Era stato tentato, fortemente tentato, di mollare la poltrona della Pisana anzitempo. Nicola Zingaretti, piddino di stretta osservanza, sentiva mancargli il terreno sotto i piedi. E voleva mollare prima del termine per potersi candidare alle politiche. Magari sognando un futuro da segretario del suo partito come molti suoi caudatari vanno sussurrando da tempo. E invece, anche grazie alle poco garbate insistenze della direzione del Nazareno, ha dovuto presidiare il fortino della Pisana. E affrontare le forche caudine del voto contro la pentastellata Lombardi.
Ieri la consacrazione. Come a dire: almeno il fortino del Lazio è salvo. Sì, è salvo. Ma ci è mancato poco. Zingaretti e le liste collegate (qui aveva al suo fianco anche Liberi e Uguali) hanno ottenuto poco più del 32% dei voti. Un trionfo quasi al fotofinish contro il suo avversario. Non la Lombardi, però, che si è fermata al gradino più basso del podio e che, indispettita, ha annullato l'incontro coi giornalisti. Bensì Stefano Parisi, in campo per la coalizione del centro-destra. Tra i due una forbice minore di due punti percentuali. Parisi, infatti, ha raccolto quasi il 30% dei voti. Anche questa volta, come per le elezioni comunali a Milano di due anni fa, Parisi partiva come outsider. Difficile (ma non impossibile) sconfiggere il candidato del centro-sinistra. E il risultato allora come oggi è stato sorprendente. Nessuno si aspettava che la forbice tra Beppe Sala e Parisi fosse di un solo punto percentuale. E nessuno avrebbe creduto possibile una rimonta simile. È vero che Parisi è stato aiutato in questo suo exploit dalla buona tenuta del centro-destra su base nazionale. Però la presenza del sindaco di Amatrice tra i concorrenti alla guida della Pisana, rendeva difficile la scalata. E invece Parisi è arrivato a una sola incollatura da Zingaretti.
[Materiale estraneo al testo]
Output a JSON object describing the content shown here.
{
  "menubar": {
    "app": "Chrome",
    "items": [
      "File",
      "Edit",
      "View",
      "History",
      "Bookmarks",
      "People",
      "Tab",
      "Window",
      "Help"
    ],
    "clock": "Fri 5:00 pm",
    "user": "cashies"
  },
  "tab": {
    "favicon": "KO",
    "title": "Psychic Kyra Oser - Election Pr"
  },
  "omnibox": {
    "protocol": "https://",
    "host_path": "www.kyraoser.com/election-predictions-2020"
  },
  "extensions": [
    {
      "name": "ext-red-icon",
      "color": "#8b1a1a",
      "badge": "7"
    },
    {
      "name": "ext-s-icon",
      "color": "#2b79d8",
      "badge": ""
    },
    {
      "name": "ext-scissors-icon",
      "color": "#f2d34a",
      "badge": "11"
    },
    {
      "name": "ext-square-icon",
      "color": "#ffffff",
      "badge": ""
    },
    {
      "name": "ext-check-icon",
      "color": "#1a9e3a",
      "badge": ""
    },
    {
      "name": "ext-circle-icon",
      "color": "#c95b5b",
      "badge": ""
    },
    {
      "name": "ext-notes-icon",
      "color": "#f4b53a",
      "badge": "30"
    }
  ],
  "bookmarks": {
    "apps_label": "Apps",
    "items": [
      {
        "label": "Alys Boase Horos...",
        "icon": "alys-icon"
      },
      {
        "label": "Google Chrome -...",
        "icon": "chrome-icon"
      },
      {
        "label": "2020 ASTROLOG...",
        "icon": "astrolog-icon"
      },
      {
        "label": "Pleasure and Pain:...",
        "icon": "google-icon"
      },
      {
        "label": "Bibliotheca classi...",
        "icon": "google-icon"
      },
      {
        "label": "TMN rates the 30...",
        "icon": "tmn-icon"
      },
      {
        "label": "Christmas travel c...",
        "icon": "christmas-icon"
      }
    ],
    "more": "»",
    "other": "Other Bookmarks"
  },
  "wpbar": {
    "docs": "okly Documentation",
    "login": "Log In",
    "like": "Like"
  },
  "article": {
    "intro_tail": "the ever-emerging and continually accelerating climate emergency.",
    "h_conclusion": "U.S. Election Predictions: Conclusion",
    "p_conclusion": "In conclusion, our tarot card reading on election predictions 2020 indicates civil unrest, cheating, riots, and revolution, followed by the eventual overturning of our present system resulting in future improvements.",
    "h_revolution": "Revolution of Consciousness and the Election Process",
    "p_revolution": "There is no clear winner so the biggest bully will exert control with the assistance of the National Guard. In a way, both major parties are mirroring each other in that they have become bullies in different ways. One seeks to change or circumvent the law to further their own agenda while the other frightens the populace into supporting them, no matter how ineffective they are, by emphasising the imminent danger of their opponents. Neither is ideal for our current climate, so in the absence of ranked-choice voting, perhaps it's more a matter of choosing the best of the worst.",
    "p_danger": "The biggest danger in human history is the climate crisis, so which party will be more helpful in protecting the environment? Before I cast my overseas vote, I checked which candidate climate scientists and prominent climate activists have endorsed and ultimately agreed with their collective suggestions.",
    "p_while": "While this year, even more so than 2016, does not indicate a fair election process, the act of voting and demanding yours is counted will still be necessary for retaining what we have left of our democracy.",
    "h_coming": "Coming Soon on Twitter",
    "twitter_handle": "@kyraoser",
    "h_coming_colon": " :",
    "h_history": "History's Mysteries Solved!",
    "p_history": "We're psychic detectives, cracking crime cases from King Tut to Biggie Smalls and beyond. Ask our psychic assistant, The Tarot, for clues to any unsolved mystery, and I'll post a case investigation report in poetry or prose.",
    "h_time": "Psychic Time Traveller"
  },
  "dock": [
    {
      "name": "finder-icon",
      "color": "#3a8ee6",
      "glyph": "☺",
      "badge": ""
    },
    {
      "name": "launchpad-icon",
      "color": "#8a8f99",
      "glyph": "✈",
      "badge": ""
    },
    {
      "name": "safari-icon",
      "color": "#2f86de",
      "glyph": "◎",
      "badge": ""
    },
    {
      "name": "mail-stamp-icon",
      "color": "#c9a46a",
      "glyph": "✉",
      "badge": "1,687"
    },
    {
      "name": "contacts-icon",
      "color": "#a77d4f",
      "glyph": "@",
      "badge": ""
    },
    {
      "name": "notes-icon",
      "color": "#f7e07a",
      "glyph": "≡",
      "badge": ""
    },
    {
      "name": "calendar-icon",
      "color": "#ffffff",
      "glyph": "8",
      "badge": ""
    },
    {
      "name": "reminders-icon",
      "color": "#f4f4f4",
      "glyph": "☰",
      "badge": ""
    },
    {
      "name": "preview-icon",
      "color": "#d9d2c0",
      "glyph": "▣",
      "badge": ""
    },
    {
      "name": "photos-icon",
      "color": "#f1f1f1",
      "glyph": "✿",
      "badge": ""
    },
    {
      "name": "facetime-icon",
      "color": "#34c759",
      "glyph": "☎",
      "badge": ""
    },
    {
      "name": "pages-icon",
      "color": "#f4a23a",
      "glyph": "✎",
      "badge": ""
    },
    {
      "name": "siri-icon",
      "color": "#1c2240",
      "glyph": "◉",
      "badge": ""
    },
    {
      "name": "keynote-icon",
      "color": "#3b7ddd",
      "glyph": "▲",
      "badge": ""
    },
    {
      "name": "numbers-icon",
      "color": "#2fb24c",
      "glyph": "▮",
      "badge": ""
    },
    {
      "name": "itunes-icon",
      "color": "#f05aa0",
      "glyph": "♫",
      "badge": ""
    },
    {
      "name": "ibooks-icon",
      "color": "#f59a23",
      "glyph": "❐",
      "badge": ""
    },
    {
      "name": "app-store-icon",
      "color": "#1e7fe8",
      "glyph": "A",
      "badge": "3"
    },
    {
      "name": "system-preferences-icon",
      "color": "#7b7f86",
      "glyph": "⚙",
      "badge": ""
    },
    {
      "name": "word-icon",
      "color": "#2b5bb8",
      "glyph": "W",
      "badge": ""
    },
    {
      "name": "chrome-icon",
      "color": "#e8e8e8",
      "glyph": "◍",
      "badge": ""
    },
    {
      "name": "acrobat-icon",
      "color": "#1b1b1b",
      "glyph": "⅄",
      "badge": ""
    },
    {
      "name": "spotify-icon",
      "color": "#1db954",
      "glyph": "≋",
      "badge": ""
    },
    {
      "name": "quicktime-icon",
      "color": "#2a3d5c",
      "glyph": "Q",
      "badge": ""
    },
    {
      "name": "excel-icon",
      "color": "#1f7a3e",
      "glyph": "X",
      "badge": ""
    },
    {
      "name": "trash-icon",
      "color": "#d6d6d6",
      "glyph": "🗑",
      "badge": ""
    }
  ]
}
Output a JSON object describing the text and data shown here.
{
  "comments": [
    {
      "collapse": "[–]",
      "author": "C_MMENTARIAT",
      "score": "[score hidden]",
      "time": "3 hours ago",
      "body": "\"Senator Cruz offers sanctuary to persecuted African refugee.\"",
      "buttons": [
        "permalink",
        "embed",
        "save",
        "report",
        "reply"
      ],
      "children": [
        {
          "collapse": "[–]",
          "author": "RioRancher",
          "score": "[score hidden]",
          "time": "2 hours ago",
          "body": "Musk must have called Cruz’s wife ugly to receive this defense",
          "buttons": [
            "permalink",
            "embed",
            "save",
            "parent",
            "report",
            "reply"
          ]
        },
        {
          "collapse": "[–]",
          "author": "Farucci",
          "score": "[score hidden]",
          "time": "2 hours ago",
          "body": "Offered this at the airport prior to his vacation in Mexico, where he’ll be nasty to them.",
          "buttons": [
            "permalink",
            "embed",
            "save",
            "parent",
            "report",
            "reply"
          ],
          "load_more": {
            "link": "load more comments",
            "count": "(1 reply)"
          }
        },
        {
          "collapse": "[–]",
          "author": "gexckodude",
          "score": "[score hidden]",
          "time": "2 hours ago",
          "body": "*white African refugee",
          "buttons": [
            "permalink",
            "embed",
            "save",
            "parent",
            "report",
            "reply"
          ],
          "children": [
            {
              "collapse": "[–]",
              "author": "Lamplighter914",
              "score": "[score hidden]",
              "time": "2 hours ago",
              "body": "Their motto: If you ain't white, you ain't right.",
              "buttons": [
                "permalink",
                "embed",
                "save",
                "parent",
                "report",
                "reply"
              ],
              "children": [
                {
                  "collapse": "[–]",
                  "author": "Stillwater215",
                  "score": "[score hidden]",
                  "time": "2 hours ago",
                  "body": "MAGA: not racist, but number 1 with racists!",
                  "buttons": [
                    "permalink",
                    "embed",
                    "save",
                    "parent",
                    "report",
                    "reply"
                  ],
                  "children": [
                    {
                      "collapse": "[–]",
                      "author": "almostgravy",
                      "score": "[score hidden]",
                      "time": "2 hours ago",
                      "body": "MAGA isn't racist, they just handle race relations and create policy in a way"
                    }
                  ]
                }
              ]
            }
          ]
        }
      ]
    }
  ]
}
A premiarlo la provincia di Latina ovviamente. A condannarlo, ovviamente la provincia di Roma (la più popolosa). Basta vedere il dato romano. Nella capitale la lista di Pirozzi si è fermata al 2,8%. Il Pd ha fatto meglio che a livello nazionale prendendo oltre il 22% di voti, piazzandosi in questo modo al secondo posto (e di pochissimo) dietro i grillini. Anche Liberi e Uguali ha ottenuto un risultato ben più lusinghiero di quello delle politiche (il 4,3 contro il 3,3%). Il centro destra, però, ha preso il 30% con Forza Italia primo dei tre partiti (oltre il 12%). A far riflettere, è anche il dato dei Cinque Stelle che nel Lazio sono andati quasi in controtendenza. Segno che la Lombardi non è comunque riuscita a recuperare l'handicap di una gestione grillina del Campidoglio che lascia molti dubbi nell'opinione pubblica.
A far vincere Zingaretti, comunque, è stato l'errore di valutazione di Sergio Pirozzi e del suo mentore, Francesco Storace, nel volersi candidare alla Regione senza concedere accordi. I suoi voti avrebbero fatto vincere un centrodestra unito. «Sapevamo che Parisi era un candidato competitivo - spiega Marco Marsilio, portavoce regionale di Fratelli d'Italia - e lo abbiamo candidato per questo. Fa rabbia il voto disperso su una candidatura di disturbo, velleitaria e strumentale, funzionale alla permanenza di Zingaretti».
A fine giornata
l''allarme più concreto lo lancia però lo stesso Parisi. «Purtroppo con questi dati - commenta il candidato presidente del centro-destra - sembrerebbe che ci sia il rischio di non avere alcuna maggioranza nel Consiglio regionale».